The investigation concluded on the probable cause as follows:

The National Transportation Safety Board determined that the probable cause of this accident was the captain’s failure to adequately brief and execute the non-precision approach and the first officer’s and flight engineer’s failure to effectively monitor and cross-check the captain’s execution of the approach. Contributing to these failures were the captain’s fatigue and Korean Air’s inadequate flight crew training.

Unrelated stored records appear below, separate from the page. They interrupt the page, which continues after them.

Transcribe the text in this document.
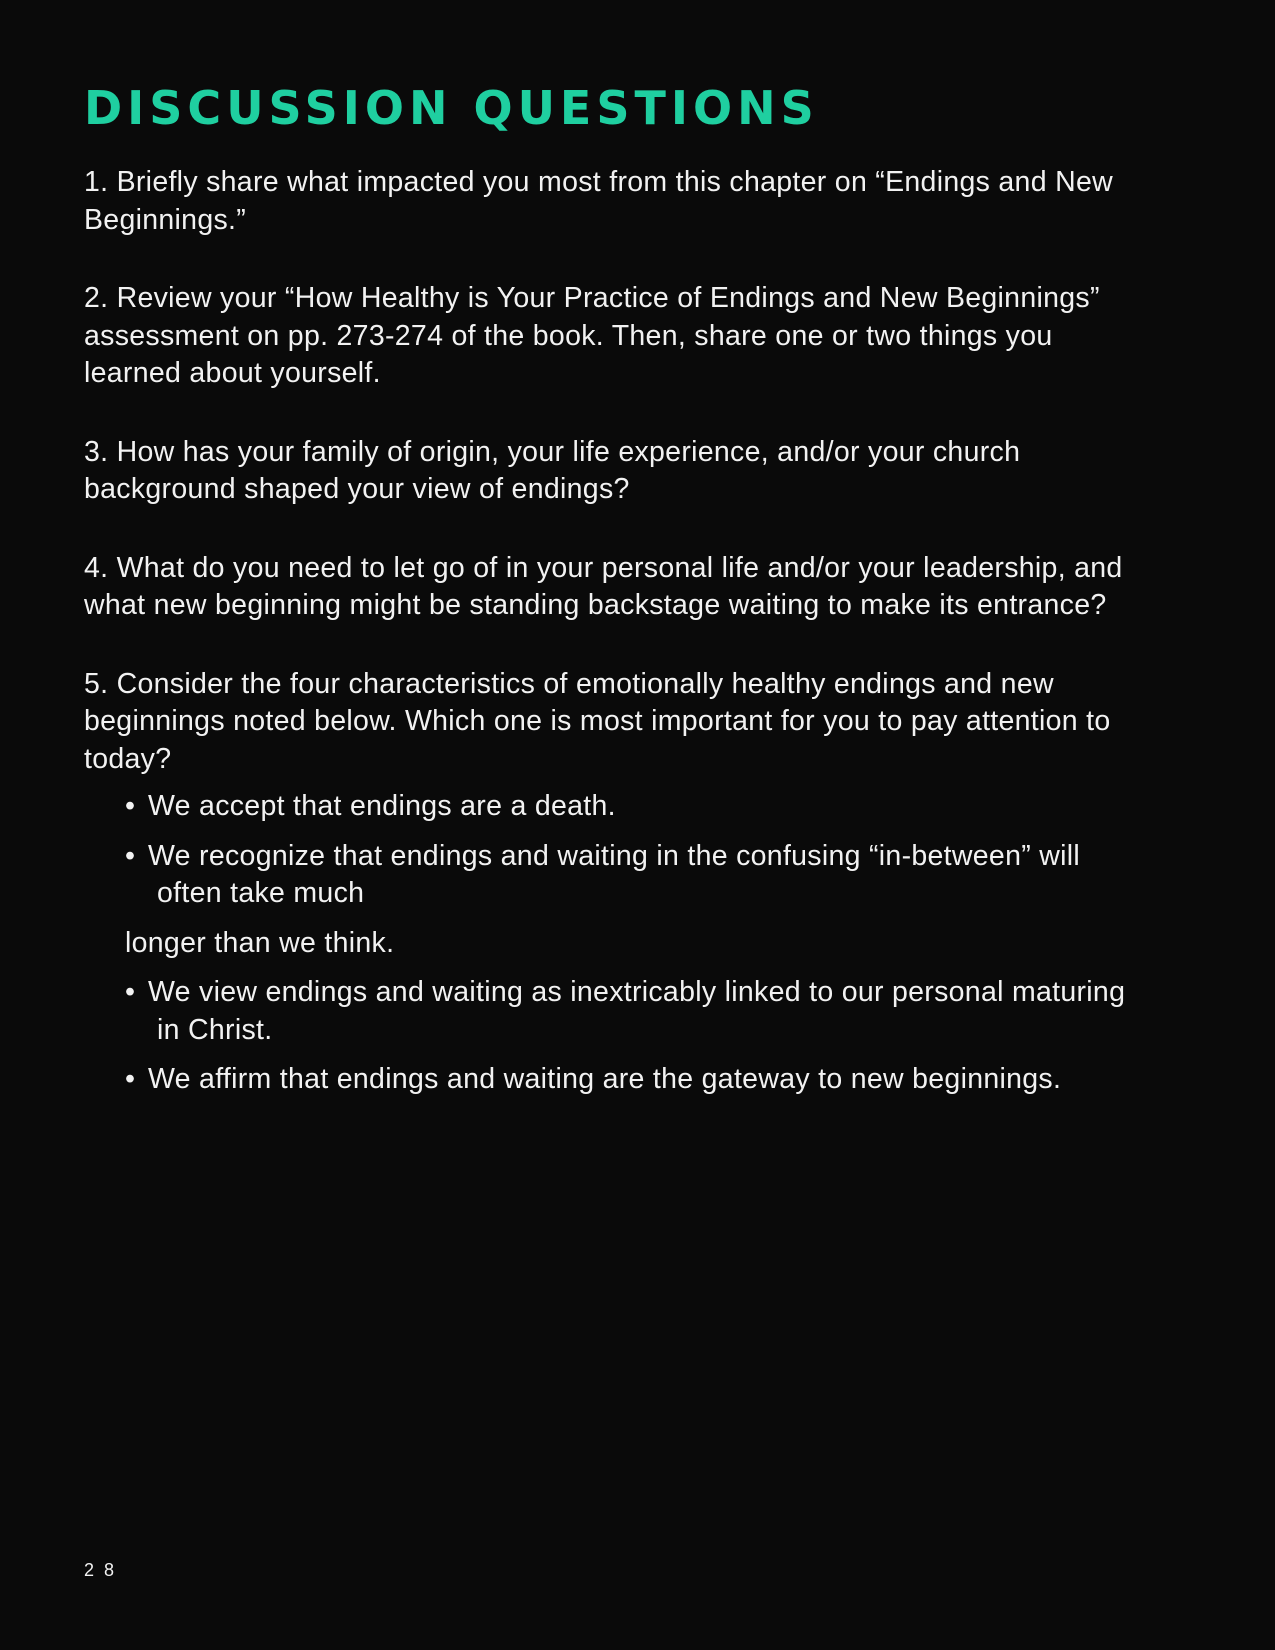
DISCUSSION QUESTIONS

1. Briefly share what impacted you most from this chapter on “Endings and New Beginnings.”

2. Review your “How Healthy is Your Practice of Endings and New Beginnings” assessment on pp. 273-274 of the book. Then, share one or two things you learned about yourself.

3. How has your family of origin, your life experience, and/or your church background shaped your view of endings?

4. What do you need to let go of in your personal life and/or your leadership, and what new beginning might be standing backstage waiting to make its entrance?

5. Consider the four characteristics of emotionally healthy endings and new beginnings noted below. Which one is most important for you to pay attention to today?

• We accept that endings are a death.
• We recognize that endings and waiting in the confusing “in-between” will often take much
longer than we think.
• We view endings and waiting as inextricably linked to our personal maturing in Christ.
• We affirm that endings and waiting are the gateway to new beginnings.
28
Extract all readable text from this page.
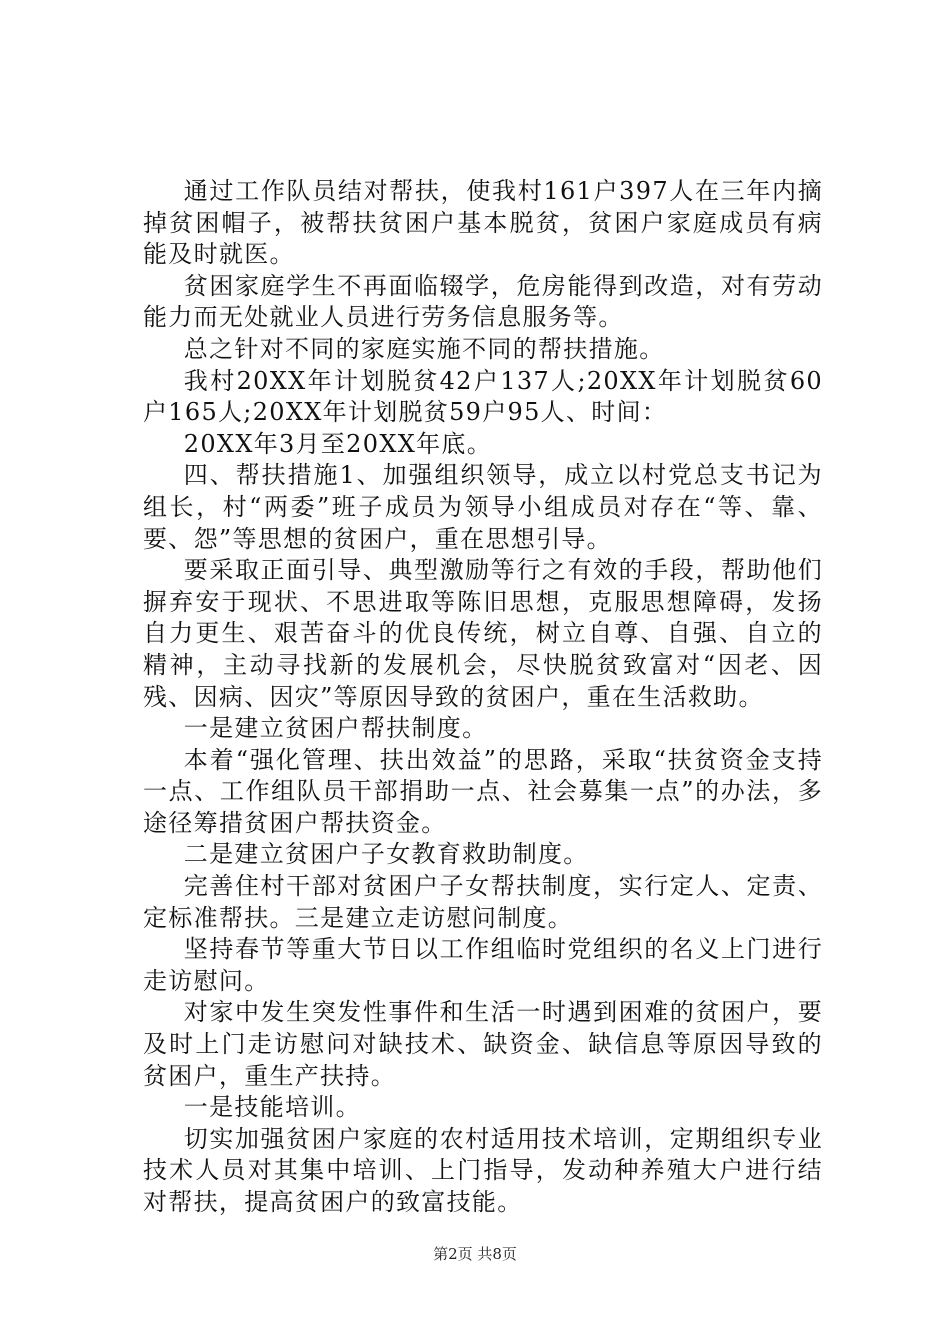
通过工作队员结对帮扶，使我村161户397人在三年内摘掉贫困帽子，被帮扶贫困户基本脱贫，贫困户家庭成员有病能及时就医。

贫困家庭学生不再面临辍学，危房能得到改造，对有劳动能力而无处就业人员进行劳务信息服务等。

总之针对不同的家庭实施不同的帮扶措施。

我村20XX年计划脱贫42户137人;20XX年计划脱贫60户165人;20XX年计划脱贫59户95人、时间：

20XX年3月至20XX年底。

四、帮扶措施1、加强组织领导，成立以村党总支书记为组长，村“两委”班子成员为领导小组成员对存在“等、靠、要、怨”等思想的贫困户，重在思想引导。

要采取正面引导、典型激励等行之有效的手段，帮助他们摒弃安于现状、不思进取等陈旧思想，克服思想障碍，发扬自力更生、艰苦奋斗的优良传统，树立自尊、自强、自立的精神，主动寻找新的发展机会，尽快脱贫致富对“因老、因残、因病、因灾”等原因导致的贫困户，重在生活救助。

一是建立贫困户帮扶制度。

本着“强化管理、扶出效益”的思路，采取“扶贫资金支持一点、工作组队员干部捐助一点、社会募集一点”的办法，多途径筹措贫困户帮扶资金。

二是建立贫困户子女教育救助制度。

完善住村干部对贫困户子女帮扶制度，实行定人、定责、定标准帮扶。三是建立走访慰问制度。

坚持春节等重大节日以工作组临时党组织的名义上门进行走访慰问。

对家中发生突发性事件和生活一时遇到困难的贫困户，要及时上门走访慰问对缺技术、缺资金、缺信息等原因导致的贫困户，重生产扶持。

一是技能培训。

切实加强贫困户家庭的农村适用技术培训，定期组织专业技术人员对其集中培训、上门指导，发动种养殖大户进行结对帮扶，提高贫困户的致富技能。

第2页 共8页
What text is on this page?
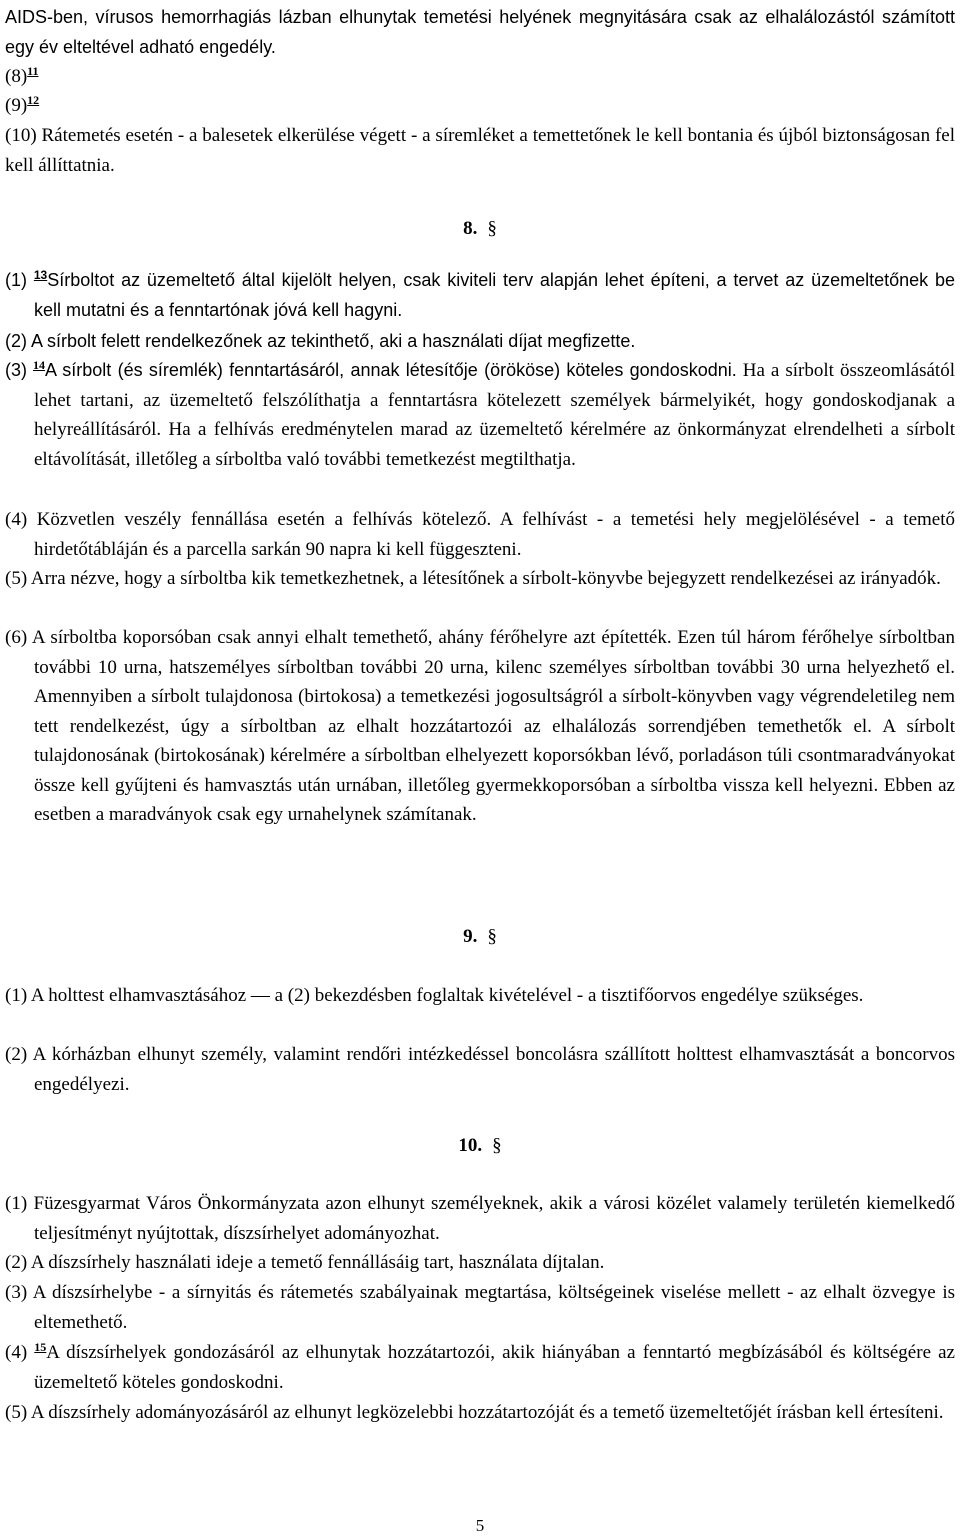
AIDS-ben, vírusos hemorrhagiás lázban elhunytak temetési helyének megnyitására csak az elhalálozástól számított egy év elteltével adható engedély.

(8)$^{11}$

(9)$^{12}$

(10) Rátemetés esetén - a balesetek elkerülése végett - a síremléket a temettetőnek le kell bontania és újból biztonságosan fel kell állíttatnia.

8. §

(1) $^{13}$Sírboltot az üzemeltető által kijelölt helyen, csak kiviteli terv alapján lehet építeni, a tervet az üzemeltetőnek be kell mutatni és a fenntartónak jóvá kell hagyni.

(2) A sírbolt felett rendelkezőnek az tekinthető, aki a használati díjat megfizette.

(3) $^{14}$A sírbolt (és síremlék) fenntartásáról, annak létesítője (örököse) köteles gondoskodni. Ha a sírbolt összeomlásától lehet tartani, az üzemeltető felszólíthatja a fenntartásra kötelezett személyek bármelyikét, hogy gondoskodjanak a helyreállításáról. Ha a felhívás eredménytelen marad az üzemeltető kérelmére az önkormányzat elrendelheti a sírbolt eltávolítását, illetőleg a sírboltba való további temetkezést megtilthatja.

(4) Közvetlen veszély fennállása esetén a felhívás kötelező. A felhívást - a temetési hely megjelölésével - a temető hirdetőtábláján és a parcella sarkán 90 napra ki kell függeszteni.

(5) Arra nézve, hogy a sírboltba kik temetkezhetnek, a létesítőnek a sírbolt-könyvbe bejegyzett rendelkezései az irányadók.

(6) A sírboltba koporsóban csak annyi elhalt temethető, ahány férőhelyre azt építették. Ezen túl három férőhelye sírboltban további 10 urna, hatszemélyes sírboltban további 20 urna, kilenc személyes sírboltban további 30 urna helyezhető el. Amennyiben a sírbolt tulajdonosa (birtokosa) a temetkezési jogosultságról a sírbolt-könyvben vagy végrendeletileg nem tett rendelkezést, úgy a sírboltban az elhalt hozzátartozói az elhalálozás sorrendjében temethetők el. A sírbolt tulajdonosának (birtokosának) kérelmére a sírboltban elhelyezett koporsókban lévő, porladáson túli csontmaradványokat össze kell gyűjteni és hamvasztás után urnában, illetőleg gyermekkoporsóban a sírboltba vissza kell helyezni. Ebben az esetben a maradványok csak egy urnahelynek számítanak.

9. §

(1) A holttest elhamvasztásához ― a (2) bekezdésben foglaltak kivételével - a tisztifőorvos engedélye szükséges.

(2) A kórházban elhunyt személy, valamint rendőri intézkedéssel boncolásra szállított holttest elhamvasztását a boncorvos engedélyezi.

10. §

(1) Füzesgyarmat Város Önkormányzata azon elhunyt személyeknek, akik a városi közélet valamely területén kiemelkedő teljesítményt nyújtottak, díszsírhelyet adományozhat.

(2) A díszsírhely használati ideje a temető fennállásáig tart, használata díjtalan.

(3) A díszsírhelybe - a sírnyitás és rátemetés szabályainak megtartása, költségeinek viselése mellett - az elhalt özvegye is eltemethető.

(4) $^{15}$A díszsírhelyek gondozásáról az elhunytak hozzátartozói, akik hiányában a fenntartó megbízásából és költségére az üzemeltető köteles gondoskodni.

(5) A díszsírhely adományozásáról az elhunyt legközelebbi hozzátartozóját és a temető üzemeltetőjét írásban kell értesíteni.

5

Contributing to the accident was the Federal Aviation Administration’s intentional inhibition of the minimum safe altitude warning system at Guam and the agency’s failure to adequately manage the system.

Recommendations

As a result of the investigation the National Transportation Safety Board (NTSB) made recommendations to the following parties concerned:

  • Federal Aviation Administration. Recommendations include, but are not limited to: possible designation of Guam International Airport as a special airport requiring special pilot qualifications; ensuring that full briefing is performed by air carrier pilots with instrument approach included as back up; information dissemination about the possibility of momentary erroneous indications on cockpit displays when the primary signal generator for a ground-based navigational transmitter is inoperative. Recommendations were made also on the matter of: pilot training of

non-precision approaches and flying with constant angle of descent by cross-referencing the distance from the airport and the barometric altitude; ATC staff mandatory briefing of accident circumstances and plans for installation of on-board navigational system with enhanced functionalities.

  • The Governor of the Territory of Guam. Formation of task force to define and coordinate emergency notifications was recommended. The requirement to perform periodic disaster response exercises was also added.
  • The Korean Civil Aviation Bureau. A revision of Korean Air video presentation for Guam was recommended “…to emphasize that instrument approaches should also be expected and describe the complexity of such approaches and significant terrain along the approach courses and in the vicinity of the airport.”